Articles about ‘International’
Jul 7
The Iraq Inquiry
Read and watch my question to the Prime Minister on the long-awaited publication of the Chilcot Report into the Iraq war:
“May I also ask the House to pause for a minute to remember Robin Cook, who had the courage to speak up against the orthodoxy of the day, and the courage to speak out as a voice of sanity in 2003?
The sequence of events that led to the UK’s participation in the invasion of Iraq shows that where the unshakeability of a political leader’s self-belief so traps him or her in its own logic that he or she cannot see beyond it, the consequences can be catastrophic.
As someone who voted against the war in 2003, I know that the Iraq war did not create from scratch the multiple problems that we see today in the middle east, but it has made them so much more intractable.
Does the Prime Minister agree that at root what the peoples of the middle east want is not so different from what people over here want? They want security, they want respect, and they want to know that they are not treated with double standards by the international community.”
Watch:
Click here to read my thoughts which I posted on the eve of Chilcot. My post includes onward links to my speeches at the time as well as a copy of my letter Tony Blair expressing my concerns on the issue.
Jul 5
On the eve of the Chilcot Report
Tomorrow, the Chilcot Report into the Iraq war will finally be published.
Ahead of publication, my thoughts have gone back to how it felt in the House of Commons – and outside – at the time. Sometimes it is easy to get hindsight mixed up with what we knew at the time, as we approached a conflict that was going to have such a profound effect on the Middle East and beyond. It was a conflict which also was to have a big impact on way politics and politicians are viewed today.
So I have revisited some of what I was saying and writing at the time. Here is a letter I wrote to Tony Blair some seven months before the invasion started, setting out some of my concerns about the course he was on. Below are also links to a couple of speeches I made to Parliament – one also in September 2002 and one in March 2003 just a week before the invasion.
I was one of the 139 Labour MPs who opposed the war and voted against the government in the House of Commons on 18th March 2003. Another was the late Robin Cook. British politics is the poorer without him. And we – his friends in the Labour family – particularly miss him at this time of new political turmoil.
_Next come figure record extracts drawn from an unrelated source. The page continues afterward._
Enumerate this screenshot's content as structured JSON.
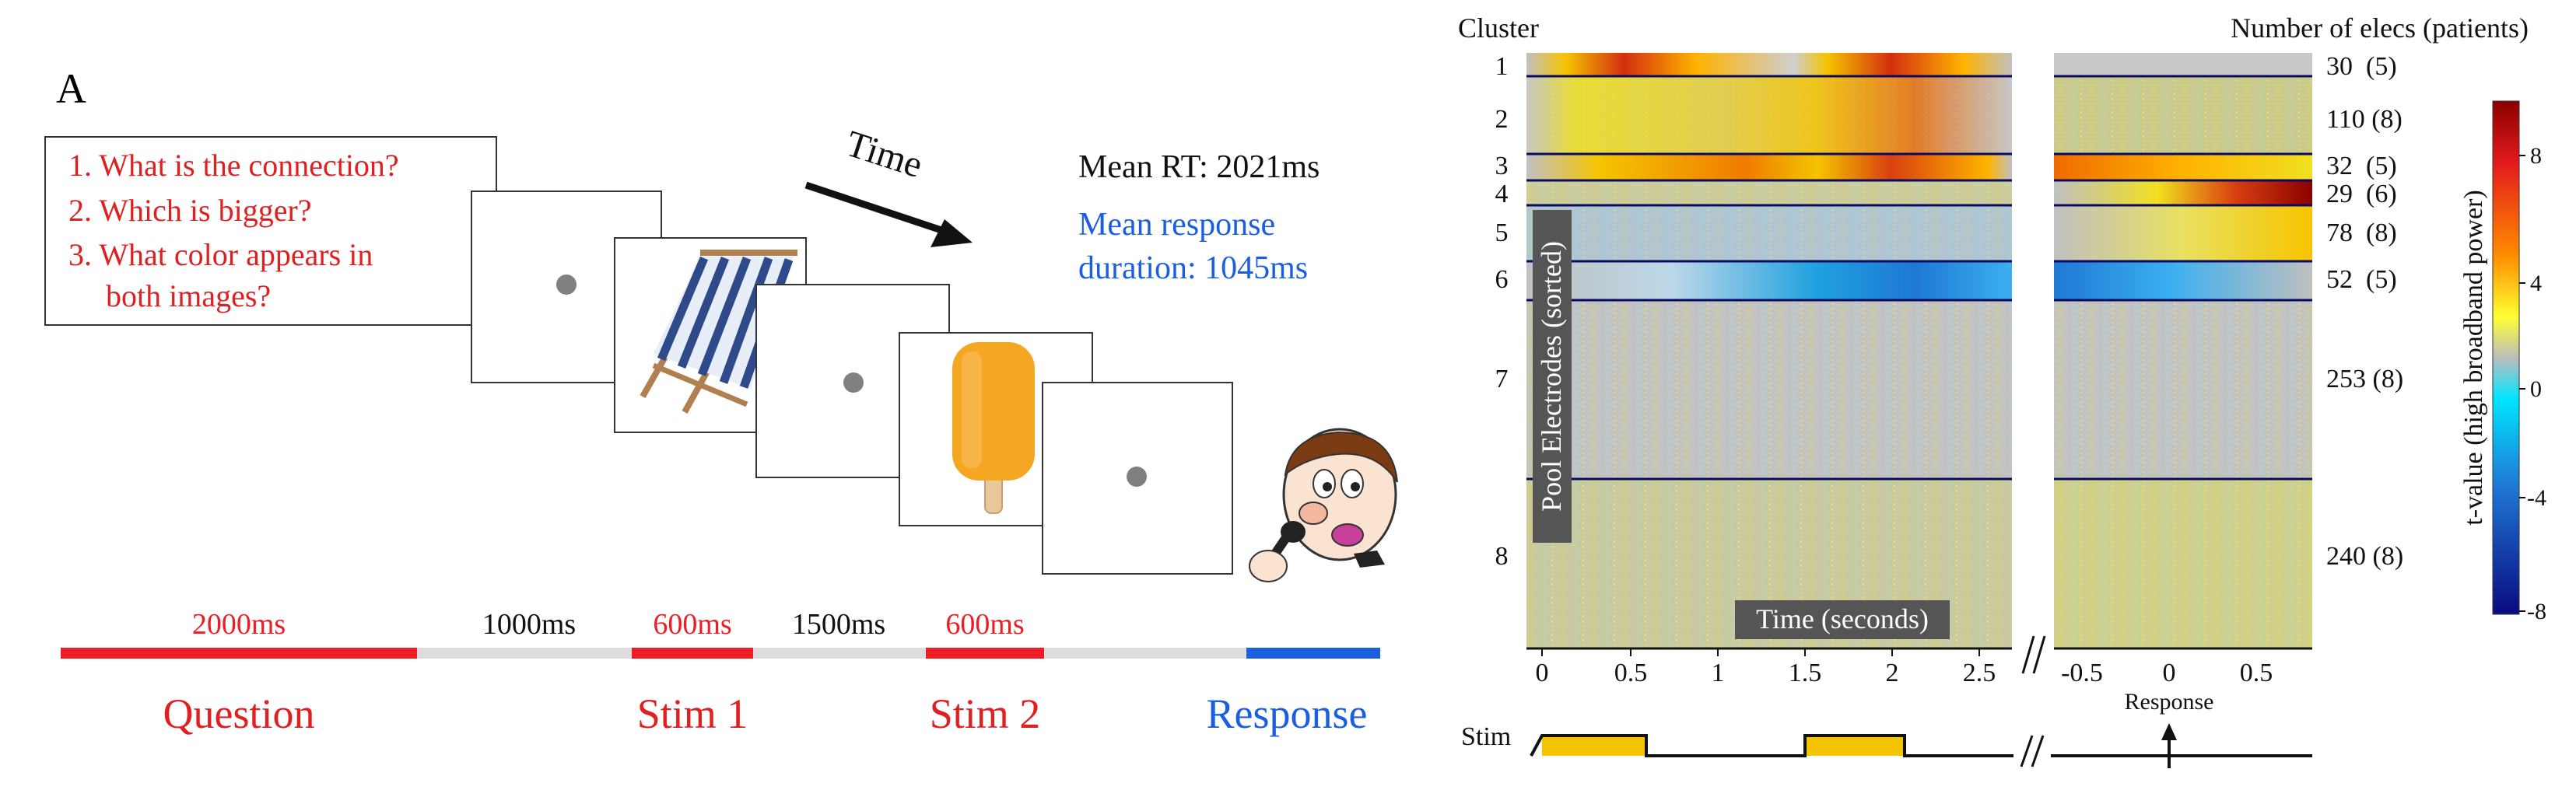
{
  "panel_letter": "A",
  "task": {
    "questions": [
      "1. What is the connection?",
      "2. Which is bigger?",
      "3. What color appears in",
      "both images?"
    ],
    "time_label": "Time",
    "mean_rt": "Mean RT: 2021ms",
    "response_line1": "Mean response",
    "response_line2": "duration:  1045ms",
    "timeline": {
      "segments": [
        {
          "label": "2000ms",
          "color": "#ee1c24"
        },
        {
          "label": "1000ms",
          "color": "#dddddd"
        },
        {
          "label": "600ms",
          "color": "#ee1c24"
        },
        {
          "label": "1500ms",
          "color": "#dddddd"
        },
        {
          "label": "600ms",
          "color": "#ee1c24"
        },
        {
          "label": "",
          "color": "#dddddd"
        },
        {
          "label": "",
          "color": "#1a5fe0"
        }
      ],
      "events": [
        {
          "label": "Question",
          "color": "#e02020"
        },
        {
          "label": "Stim 1",
          "color": "#e02020"
        },
        {
          "label": "Stim 2",
          "color": "#e02020"
        },
        {
          "label": "Response",
          "color": "#1a5fe0"
        }
      ]
    },
    "colors": {
      "question_red": "#e02020",
      "response_blue": "#1a5fe0",
      "fixation": "#808080",
      "chair_stripe": "#2e4a8a",
      "popsicle": "#f5a623"
    }
  },
  "heatmap": {
    "cluster_header": "Cluster",
    "elecs_header": "Number of elecs (patients)",
    "ylabel": "Pool Electrodes (sorted)",
    "xlabel": "Time (seconds)",
    "clusters": [
      {
        "id": "1",
        "count": "30  (5)"
      },
      {
        "id": "2",
        "count": "110 (8)"
      },
      {
        "id": "3",
        "count": "32  (5)"
      },
      {
        "id": "4",
        "count": "29  (6)"
      },
      {
        "id": "5",
        "count": "78  (8)"
      },
      {
        "id": "6",
        "count": "52  (5)"
      },
      {
        "id": "7",
        "count": "253 (8)"
      },
      {
        "id": "8",
        "count": "240 (8)"
      }
    ],
    "x_ticks_stim": [
      "0",
      "0.5",
      "1",
      "1.5",
      "2",
      "2.5"
    ],
    "x_ticks_resp": [
      "-0.5",
      "0",
      "0.5"
    ],
    "stim_label": "Stim",
    "response_label": "Response",
    "colorbar": {
      "label": "t-value (high broadband power)",
      "ticks": [
        "8",
        "4",
        "0",
        "-4",
        "-8"
      ],
      "colors": [
        "#7a0000",
        "#e31a1c",
        "#ff7f00",
        "#ffff33",
        "#bdbdbd",
        "#00e5ff",
        "#1f78d4",
        "#0a0a80"
      ]
    }
  }
}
* Letter to Tony Blair: 12 September 2002
* Speech in the House of Commons: 24 September 2002.
* Speech in the House of Commons: 11 March 2003.
Remembering Jacob Billauer on Yom HaShoah
Some years ago I was approached to become a “Guardian of the Memory”. Established by Yad Vashem, the world centre for Holocaust research, the idea is both simple and powerful.
There were 6 million Jewish victims of the Holocaust. 1.5 million of them were children. The Guardian of the Memory project recognises that each one one of those who died has a right to be remembered by someone to ensure they will never be forgotten nor their existence denied.
Like me, Jacob Billauer was an MP. He was born in Warsaw and his father’s name was Moises. We know Jacob was married but we don’t know the name of his wife. We do know that, prior to and during World War Two, he lived in Lodz, Poland. Jacob Billauer was murdered. He was one of the six million.
We know about him because his niece, Ida Karpel, lodged a page of testimony with Yad Vashem. Every year I remember Jacob Billauer on Yom HaShoah, the annual Jewish Remembrance Day for those who died during the Holocaust.
Today is Yom HaShoah and today I remember Jacob Billauer.
You can also become a guardian of the memory of one person who died in the Holocaust. Find out how here http://guardianofthememory.org/
What is wrong with friends speaking frankly to each other?
Leave campaigners have been trying to tell us for months that if we leave the EU, everything will carry on as normal and there will be nothing but sunshine. When visiting the UK last week, US President Barack Obama told us it isn’t as simple as that. No surprise then that the same Leave campaigners went into overdrive about the US bullying us and that this was an unreasonable intervention.
Anybody who actually listens to what Obama was saying will know that he came to visit as a friend and spoke as such, doing so frankly and with honesty. No threats, no bullying, just frank advice. This is absolutely a question for the British people to decide on. But are we really saying that an international public figure can’t express honest opinions and share advice with a close friend and ally?
The core of the argument the President was making, though, is that we can make a lot more out of our relationship with the US and the rest of the world if we are part of the EU. That advice, through all the fuss and frustration, is thought-provoking. If we have confidence in ourselves as a country, as indeed we should have, why can’t we be the leaders in Europe rather than constantly trying to get out and losing influence as a result? We can’t continually engage halfheartedly while expecting the perfection and benefits of full engagement.